Relations between Indonesia, the world's most populous Muslim nation, and Australia just to the south are among the most important in the Asia-Pacific region. The revelation that Australia tapped the mobile phones of Indonesia's president and his wife has plunged them to their lowest level since Australia led support for East Timor independence from Indonesia in 1999. Canberra's refusal to apologise or give a full account has led to demonstrations and flag-burning outside its embassy in Jakarta.
A typical response from intelligence veterans has been, what's new? A former Indonesian espionage chief is among those who said attempts to spy on national leaders were normal. And news of Australian eavesdropping on President Susilo Bambang Yudhoyono - in 2009 - followed the disclosure that the Americans have listened in to German Chancellor Angela Merkel's phone conversations. The difference is that President Barack Obama has apologised to allies following whistle-blower Edward Snowden's spying revelations. Not only has Australian Prime Minister Tony Abbott not done so, but he has resisted calls to sack a political strategist who compounded the perceived insult by tweeting references likening Indonesia's foreign minister to a "1970s Pilipino [sic] porn star" and disparaging Yudhoyono. At least the party insider apologised for what Abbott conceded were "tacky" remarks.

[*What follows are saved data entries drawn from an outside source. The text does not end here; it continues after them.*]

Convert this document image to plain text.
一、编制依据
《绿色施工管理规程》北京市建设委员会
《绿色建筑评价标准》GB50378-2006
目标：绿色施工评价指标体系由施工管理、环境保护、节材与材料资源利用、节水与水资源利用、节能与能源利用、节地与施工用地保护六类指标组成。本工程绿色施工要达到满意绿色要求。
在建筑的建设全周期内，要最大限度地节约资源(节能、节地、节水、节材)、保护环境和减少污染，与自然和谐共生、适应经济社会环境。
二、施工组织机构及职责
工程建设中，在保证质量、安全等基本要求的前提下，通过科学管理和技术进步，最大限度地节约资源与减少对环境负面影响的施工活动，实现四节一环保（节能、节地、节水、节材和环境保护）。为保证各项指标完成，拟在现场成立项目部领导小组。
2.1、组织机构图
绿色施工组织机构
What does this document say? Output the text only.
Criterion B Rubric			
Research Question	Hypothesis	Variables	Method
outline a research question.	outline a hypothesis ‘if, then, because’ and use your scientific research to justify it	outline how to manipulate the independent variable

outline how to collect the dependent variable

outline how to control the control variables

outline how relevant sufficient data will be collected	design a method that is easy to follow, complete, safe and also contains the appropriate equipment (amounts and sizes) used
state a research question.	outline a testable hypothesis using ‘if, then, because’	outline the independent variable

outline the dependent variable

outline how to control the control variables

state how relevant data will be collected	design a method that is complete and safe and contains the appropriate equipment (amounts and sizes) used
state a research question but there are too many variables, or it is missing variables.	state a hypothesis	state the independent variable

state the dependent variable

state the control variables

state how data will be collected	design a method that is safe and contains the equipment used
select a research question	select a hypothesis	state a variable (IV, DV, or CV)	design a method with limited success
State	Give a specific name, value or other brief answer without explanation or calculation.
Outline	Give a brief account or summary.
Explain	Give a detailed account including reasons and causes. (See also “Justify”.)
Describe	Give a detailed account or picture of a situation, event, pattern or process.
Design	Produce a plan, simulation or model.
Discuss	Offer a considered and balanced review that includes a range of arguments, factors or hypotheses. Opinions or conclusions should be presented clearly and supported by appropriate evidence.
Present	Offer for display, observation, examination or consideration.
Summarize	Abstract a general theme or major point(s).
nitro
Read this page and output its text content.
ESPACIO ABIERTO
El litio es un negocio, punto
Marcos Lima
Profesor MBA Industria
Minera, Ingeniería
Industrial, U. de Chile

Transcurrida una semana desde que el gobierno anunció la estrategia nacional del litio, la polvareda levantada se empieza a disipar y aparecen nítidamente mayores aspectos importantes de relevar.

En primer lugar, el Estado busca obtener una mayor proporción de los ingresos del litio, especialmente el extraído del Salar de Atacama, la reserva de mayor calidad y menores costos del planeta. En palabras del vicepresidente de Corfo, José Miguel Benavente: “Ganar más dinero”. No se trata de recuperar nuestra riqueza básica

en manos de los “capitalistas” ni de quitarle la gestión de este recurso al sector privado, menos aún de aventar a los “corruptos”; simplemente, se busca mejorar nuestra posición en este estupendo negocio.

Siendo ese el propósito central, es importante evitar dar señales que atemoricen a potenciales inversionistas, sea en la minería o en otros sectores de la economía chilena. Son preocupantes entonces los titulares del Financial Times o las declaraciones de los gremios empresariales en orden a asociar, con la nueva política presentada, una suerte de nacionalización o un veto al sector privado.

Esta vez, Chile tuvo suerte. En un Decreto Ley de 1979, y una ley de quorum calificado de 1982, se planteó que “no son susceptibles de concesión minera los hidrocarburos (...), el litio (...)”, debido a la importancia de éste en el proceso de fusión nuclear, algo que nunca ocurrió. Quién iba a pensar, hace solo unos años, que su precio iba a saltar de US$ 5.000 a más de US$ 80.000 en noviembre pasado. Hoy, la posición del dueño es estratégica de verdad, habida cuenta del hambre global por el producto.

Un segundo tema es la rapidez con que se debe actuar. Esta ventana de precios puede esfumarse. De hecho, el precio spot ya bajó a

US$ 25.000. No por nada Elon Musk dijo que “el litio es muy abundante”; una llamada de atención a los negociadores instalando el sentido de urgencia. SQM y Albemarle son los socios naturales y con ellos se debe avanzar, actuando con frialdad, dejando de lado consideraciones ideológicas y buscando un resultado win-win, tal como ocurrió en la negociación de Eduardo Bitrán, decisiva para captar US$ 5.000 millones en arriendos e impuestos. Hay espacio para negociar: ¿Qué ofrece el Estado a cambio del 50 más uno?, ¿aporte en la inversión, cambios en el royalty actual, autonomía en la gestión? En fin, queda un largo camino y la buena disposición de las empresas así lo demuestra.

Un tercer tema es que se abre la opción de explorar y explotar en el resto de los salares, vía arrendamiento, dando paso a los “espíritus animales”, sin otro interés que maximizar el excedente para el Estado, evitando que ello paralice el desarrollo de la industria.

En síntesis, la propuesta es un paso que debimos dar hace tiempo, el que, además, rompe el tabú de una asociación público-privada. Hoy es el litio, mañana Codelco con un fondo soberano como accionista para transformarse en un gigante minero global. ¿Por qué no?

Abbott pledged to safeguard the relationship with Indonesia - but did not stand on diplomacy in putting Australia's interests first. "Every government gathers information … Australia should not be expected to apologise for the steps we take to protect our country," he said. True, more than 100 Australians have died in Indonesian terrorist bombings. But Abbott's expression of regret for embarrassment he tried to blame on media reports is not contrite enough to save face for the Indonesians. Yudhoyono has suspended co-operation in military and security matters. This includes people-smuggling into Australia, in which Canberra depends on Jakarta's full co-operation to "stop the boats". In return for bipartisan support from the opposition Labor Party, which was in government when Yudhoyono's phone was tapped, Abbott should heed the advice of opposition leader Bill Shorten to apologise and reset the relationship in terms that recognise the need for compromise between security and privacy, for the sake of regional harmony and stability and Australia's border security.